China has fired a parting shot at the Trump administration by announcing sanctions against outgoing cabinet officials and advisers, including former secretary of state Mike Pompeo, national security aides Robert O’Brien and Matthew Pottinger.
The sanctions, disclosed in China as the transition of power was completed in Washington with the inauguration of President Biden, prohibit 28 people and their families from traveling to China — including Hong Kong and Macao — or conducting business with the country.
Those listed include Peter Navarro, the economic adviser who advocated for Trump’s trade war, as well as three former senior officials who expressed support for Taiwan over the past eight months: Health and Human Services Secretary Alex Azar; Keith Krach, an undersecretary of state; and the ambassador to the United Nations, Kelly Craft.
The Chinese foreign ministry said 28 people, the highest-ranking Americans to face Chinese sanctions in recent memory, “planned, promoted and executed a series of crazy moves which have gravely interfered in China’s internal affairs, offended the Chinese people and seriously disrupted U.S. China Relations.

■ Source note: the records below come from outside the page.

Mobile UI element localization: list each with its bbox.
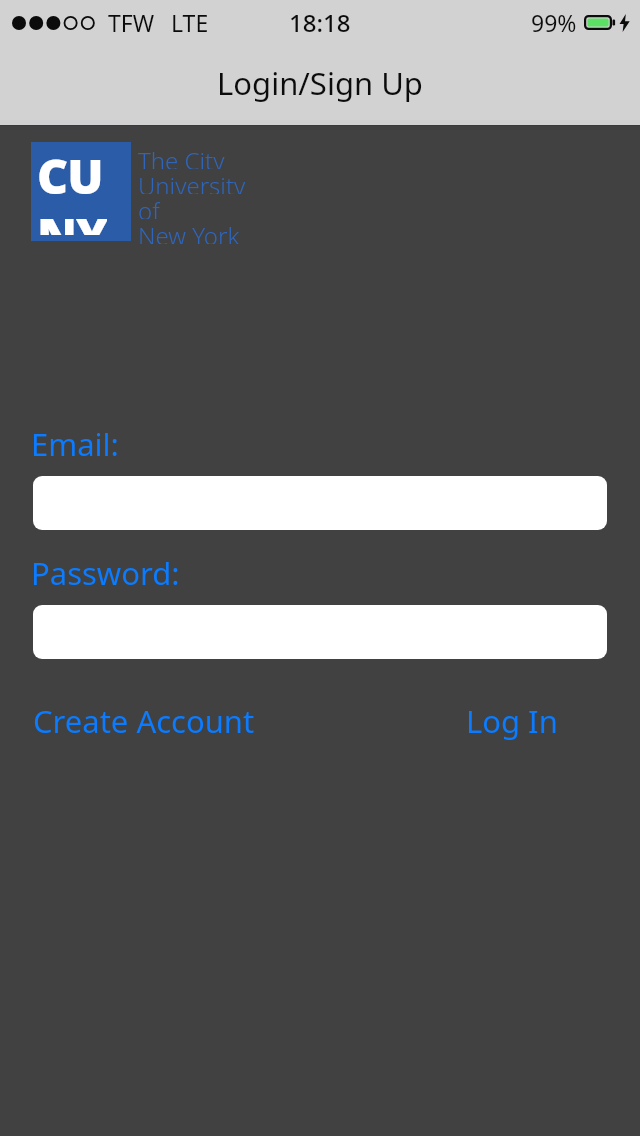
button[interactable]	[33, 476, 607, 530]
staticText: CU	[37, 143, 103, 208]
staticText: Create Account	[33, 700, 255, 742]
staticText: The City	[138, 144, 225, 169]
button[interactable]	[33, 605, 607, 659]
staticText: 99%	[531, 7, 577, 38]
staticText: LTE	[171, 7, 209, 38]
staticText: Login/Sign Up	[217, 62, 423, 104]
staticText: NY	[37, 202, 107, 235]
staticText: Log In	[466, 700, 558, 742]
button[interactable]: Log In	[466, 700, 558, 742]
staticText: Email:	[31, 423, 119, 465]
staticText: of	[138, 194, 160, 219]
staticText: 18:18	[289, 6, 351, 39]
staticText: Password:	[31, 552, 180, 594]
button[interactable]: Create Account	[33, 700, 255, 742]
staticText: New York	[138, 219, 240, 244]
staticText: TFW	[108, 7, 155, 38]
staticText: University	[138, 169, 246, 194]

The effects of the Chinese sanctions are not immediately clear and likely not as far-reaching as those levied by Washington against Chinese or Beijing-backed officials during the past two tumultuous years in bilateral relations, which were marked by tit-for-tat sanctions over Chinese actions in Hong Kong and the western region of Xinjiang.
After Trump officials imposed sanctions on Hong Kong leader Carrie Lam for her role in the national security crackdown in the financial hub, Lam said in November she was keeping “piles of cash” at home because banks, practically all of which are connected to the U.S. financial system, would not do business with her.
Beijing’s announcement could impose real costs on former administration officials who return to the business world, and they present travel hurdles if any returned to government service.
Former national security adviser John Bolton, who left the White House amid acrimony in 2019, and White House strategist Stephen K. Bannon, who was pardoned by Trump this week after being charged with defrauding political donors, were also named in the Chinese sanctions.
Before leaving office this month, Pompeo announced further sanctions against Chinese and Hong Kong security officials and lifted State Department restrictions that prevented meetings between U.S. and Taiwanese diplomats.
Pompeo, an avowed China hawk who is frequently attacked by Chinese state media, last traveled to Beijing as secretary of state in 2018 and held talks with his counterpart, Foreign Minister Wang Yi and the Chinese foreign policy chief Yang Jiechi. Bannon made headlines in 2017 when he unexpectedly traveled as a private individual to Beijing to meet Wang Qishan, the powerful vice president who frequently meets U.S. business executives.
While the sanctions targeted Trump officials, the move was viewed by Biden’s team as an unnecessarily provocative step.